Summer weather calls for easy summer flavours. The other day I read an article indicating that North Americans get most of their "phytonutrients" from sources that are not as rich as they could be. One of the switches they recommended was to eat more papya instead of oranges, so last time I was at the store I went and bought me a papya. What to do with a papya though.... Well, mangos were on sale as well, and I regularly get avocado and feta, and that's all this salad takes! It tastes so tropical and fresh, and the saltiness of the feta keeps it from being too sweet. This is the way summer should taste, and this is the amount of time summer cooking should take. I plan to have this with fish next time I BBQ.
Wednesday, May 12, 2010
Mango & Papya Salad
Wednesday, April 28, 2010
Prawn Sandwich
Dear British Soccer Fans,
I don't know why I am supposed to feel dissed when you call me a "prawn sandwich eater." I get that it basically means I am hoity toity, but really, who wouldn't want to sit in the nicer seats at the game, and more importantly, who wouldn't want to eat prawn sandwiches. Prawns are delicious. I think I will make myself a prawn sandwich right now.
Sincerely CourtJ
I seriously eat tons of prawn sandwiches. I always keep frozen uncooked prawns in the freezer because they take seconds to defrost, and so I can make myself a meal that feels fancy - because it has seafood in it - without having to do advance planning. For me a prawn sandwich is made up quite a lot like a tuna sandwich. I make up a "salad" with the prawns, some finely diced onion, peppers and mayo, and then layer the salad with other fixings to make an open faced sandwich that I warm up. Today's had goat cheese, finely sliced tomato and avocado. It's nice that something so easy to make can feel like such a treat!
Tuesday, June 23, 2009
A Lunch Wrap
In making the mushroom bruschetta for our 100 mile themed book club evening, it is almost impossible to judge how much of the mushroom mixture you will need to top the baguette slices. I always error on the side of having too much, knowing that I won't have any trouble using the mushroom mixture for lunch later (like with my creamy mushroom tarts where I spread the filling on toast - yum!). I used a number of the other ingredients I picked up to have a nice "local" lunch, and then I added in some not local at all avocado because I love it.
Wrap:
One large pita (I picked this one up at Elsalfi Bros. Mediteranian market - a fantastic independant grocery! and the pita is made in Edmonton at a restaurant on the South side)

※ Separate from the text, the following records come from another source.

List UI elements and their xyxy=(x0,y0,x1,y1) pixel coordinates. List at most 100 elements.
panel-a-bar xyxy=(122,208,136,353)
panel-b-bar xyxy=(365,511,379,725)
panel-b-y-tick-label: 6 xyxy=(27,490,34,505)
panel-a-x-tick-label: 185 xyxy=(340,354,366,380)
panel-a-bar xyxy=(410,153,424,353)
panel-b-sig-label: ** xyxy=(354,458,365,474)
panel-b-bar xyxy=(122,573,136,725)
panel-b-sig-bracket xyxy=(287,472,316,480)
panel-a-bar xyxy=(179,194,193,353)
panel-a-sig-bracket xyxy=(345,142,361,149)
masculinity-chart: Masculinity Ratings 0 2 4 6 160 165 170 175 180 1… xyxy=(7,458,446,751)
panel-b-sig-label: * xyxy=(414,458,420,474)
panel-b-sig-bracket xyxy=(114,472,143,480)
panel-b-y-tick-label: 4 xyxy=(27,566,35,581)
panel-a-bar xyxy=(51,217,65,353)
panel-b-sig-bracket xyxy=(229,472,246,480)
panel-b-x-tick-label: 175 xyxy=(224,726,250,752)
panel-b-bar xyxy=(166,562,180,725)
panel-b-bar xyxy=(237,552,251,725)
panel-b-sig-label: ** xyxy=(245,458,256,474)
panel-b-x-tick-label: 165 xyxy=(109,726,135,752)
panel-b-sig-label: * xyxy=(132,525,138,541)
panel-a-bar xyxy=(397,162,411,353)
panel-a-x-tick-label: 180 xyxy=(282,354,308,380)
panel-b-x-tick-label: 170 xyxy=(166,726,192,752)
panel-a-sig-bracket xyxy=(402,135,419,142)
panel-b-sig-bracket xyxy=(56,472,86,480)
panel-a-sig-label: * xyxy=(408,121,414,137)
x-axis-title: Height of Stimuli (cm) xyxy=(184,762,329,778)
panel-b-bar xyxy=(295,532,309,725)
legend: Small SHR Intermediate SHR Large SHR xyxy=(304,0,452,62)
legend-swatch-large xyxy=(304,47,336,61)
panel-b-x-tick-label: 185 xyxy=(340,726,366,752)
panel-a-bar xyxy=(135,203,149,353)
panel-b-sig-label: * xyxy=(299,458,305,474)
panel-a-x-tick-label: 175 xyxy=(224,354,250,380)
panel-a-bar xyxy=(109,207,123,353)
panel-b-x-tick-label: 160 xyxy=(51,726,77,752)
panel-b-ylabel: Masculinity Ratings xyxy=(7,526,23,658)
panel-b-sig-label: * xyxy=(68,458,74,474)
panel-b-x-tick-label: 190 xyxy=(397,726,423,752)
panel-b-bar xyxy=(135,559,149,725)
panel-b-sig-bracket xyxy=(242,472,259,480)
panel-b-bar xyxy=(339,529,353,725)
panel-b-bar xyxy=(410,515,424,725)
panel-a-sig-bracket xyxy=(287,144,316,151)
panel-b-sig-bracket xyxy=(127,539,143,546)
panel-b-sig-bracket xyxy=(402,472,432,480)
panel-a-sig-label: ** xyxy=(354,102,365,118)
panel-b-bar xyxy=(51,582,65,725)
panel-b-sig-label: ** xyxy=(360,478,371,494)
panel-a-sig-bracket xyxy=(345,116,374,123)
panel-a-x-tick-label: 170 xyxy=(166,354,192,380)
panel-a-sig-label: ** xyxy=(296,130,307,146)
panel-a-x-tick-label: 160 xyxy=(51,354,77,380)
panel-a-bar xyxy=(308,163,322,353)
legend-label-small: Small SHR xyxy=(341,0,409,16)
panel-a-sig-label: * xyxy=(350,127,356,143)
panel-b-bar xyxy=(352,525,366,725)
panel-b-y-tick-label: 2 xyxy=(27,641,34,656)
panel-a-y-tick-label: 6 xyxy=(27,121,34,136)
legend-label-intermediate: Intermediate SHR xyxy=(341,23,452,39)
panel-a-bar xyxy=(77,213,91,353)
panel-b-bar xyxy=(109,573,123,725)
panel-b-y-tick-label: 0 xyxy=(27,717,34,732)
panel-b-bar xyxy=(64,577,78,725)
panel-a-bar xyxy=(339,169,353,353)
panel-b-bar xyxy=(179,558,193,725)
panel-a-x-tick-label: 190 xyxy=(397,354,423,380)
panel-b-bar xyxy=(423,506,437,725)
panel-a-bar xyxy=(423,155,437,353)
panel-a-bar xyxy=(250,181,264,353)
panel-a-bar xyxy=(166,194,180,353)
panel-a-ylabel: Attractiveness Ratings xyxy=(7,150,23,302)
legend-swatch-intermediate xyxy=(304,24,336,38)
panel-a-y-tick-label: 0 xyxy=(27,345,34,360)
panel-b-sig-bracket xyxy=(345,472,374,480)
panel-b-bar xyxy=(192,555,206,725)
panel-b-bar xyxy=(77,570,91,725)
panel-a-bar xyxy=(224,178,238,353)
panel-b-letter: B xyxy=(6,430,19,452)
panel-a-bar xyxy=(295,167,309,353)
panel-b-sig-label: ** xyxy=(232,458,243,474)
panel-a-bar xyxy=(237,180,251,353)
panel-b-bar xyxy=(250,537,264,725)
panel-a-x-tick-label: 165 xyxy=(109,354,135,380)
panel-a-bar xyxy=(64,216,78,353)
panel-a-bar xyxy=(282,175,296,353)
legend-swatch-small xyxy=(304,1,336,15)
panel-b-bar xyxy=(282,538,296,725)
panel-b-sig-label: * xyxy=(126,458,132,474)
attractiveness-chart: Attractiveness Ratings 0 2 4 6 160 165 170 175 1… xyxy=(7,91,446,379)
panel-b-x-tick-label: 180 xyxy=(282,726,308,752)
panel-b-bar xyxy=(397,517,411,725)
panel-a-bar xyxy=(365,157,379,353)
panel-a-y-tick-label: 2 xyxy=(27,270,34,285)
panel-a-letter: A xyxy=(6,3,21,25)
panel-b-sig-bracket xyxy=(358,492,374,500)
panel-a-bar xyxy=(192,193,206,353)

One bunch of spinach picked from garden and washed
Fairwinds Farm goat cheese - as much as you can!
Half an avocado sliced (not local, but delicious)
Left over mushroom mixture
I threw the above all together and it made a great pita to eat on a sunny afternoon on my patio. It feels so much easier to eat healthy when the sun is shining doesn't it?
Friday, February 13, 2009
"California" Flatbread
I still feel like I just returned from California (I know, I know, it's time to let go), so I decided to invent a new flatbread. In the tradition of calling anything with avocado the "California" version of that thing (California pizza, California burger, California chicken sandwich, etc....) this shall be dubbed the California Flatbread. It is quite a lot different from my standard "roast/preserved Italian veggies, goat cheese and pesto" flat bread and my "mango brie" flatbread, but clearly had a cuter name, and is a good addition to my usual lunchtime repetior.
As with all flatbreads, this one is just a fun group of toppings piled on a pita, or in this case some leftover naan bread, and then warmed up so that I feel like I am getting a hot lunch.
The base is just pesto (look at how much pesto restraint I exercised!), sundried tomatoes and artichokes (other ingredients that help support the random "California" label).
On top, I layer thin slices of feta cheese, avocado slices (the more the better), and a tiny bit of grated mozzarella cheese so that there is something to melt. Five minutes in a 350F oven, and voila! Lunch!
Friday, December 26, 2008
My Favourite Avocado Salad
After many days of eating like a pig, I really felt like having a salad today. This is my favorite salad of all time. It has evolved from the Joey's Diva (Viva now?) salad, but at this point it only has a couple of the original ingredients. I frequently serve it over top of whatever salad greens are in season, but having been by the grocery store the other day, there were not any appealing looking greens to be had. No worries though, the greens are mostly filler anyway.
Avocado Salad (a large salad for one):
1 avocado chopped
1 small pear chopped (apple could substitute for a more crisp taste)
3 dried apricots finely chopped
1 tablespoon toasted pine nuts
feta to taste
Optional: crispy warm bacon bits (make them, do not shake them out of a container)
To toast the pine nuts, place them on a baking sheet on "broil" and keep an eye on them until they start to brown. This will only take seconds. Top the salad with a drizzle of olive oil and a drizzle of balsamic vinegar.
I am not the kind of person that will eat a pile of greens all by themselves. For me to eat a salad, I like to have some cheese in it and/or nuts and/or meat. With this one, if I throw the bacon bits on it, I get all three. If you are serving this salad at a dinner party, do not make it too far in advance or everything will brown.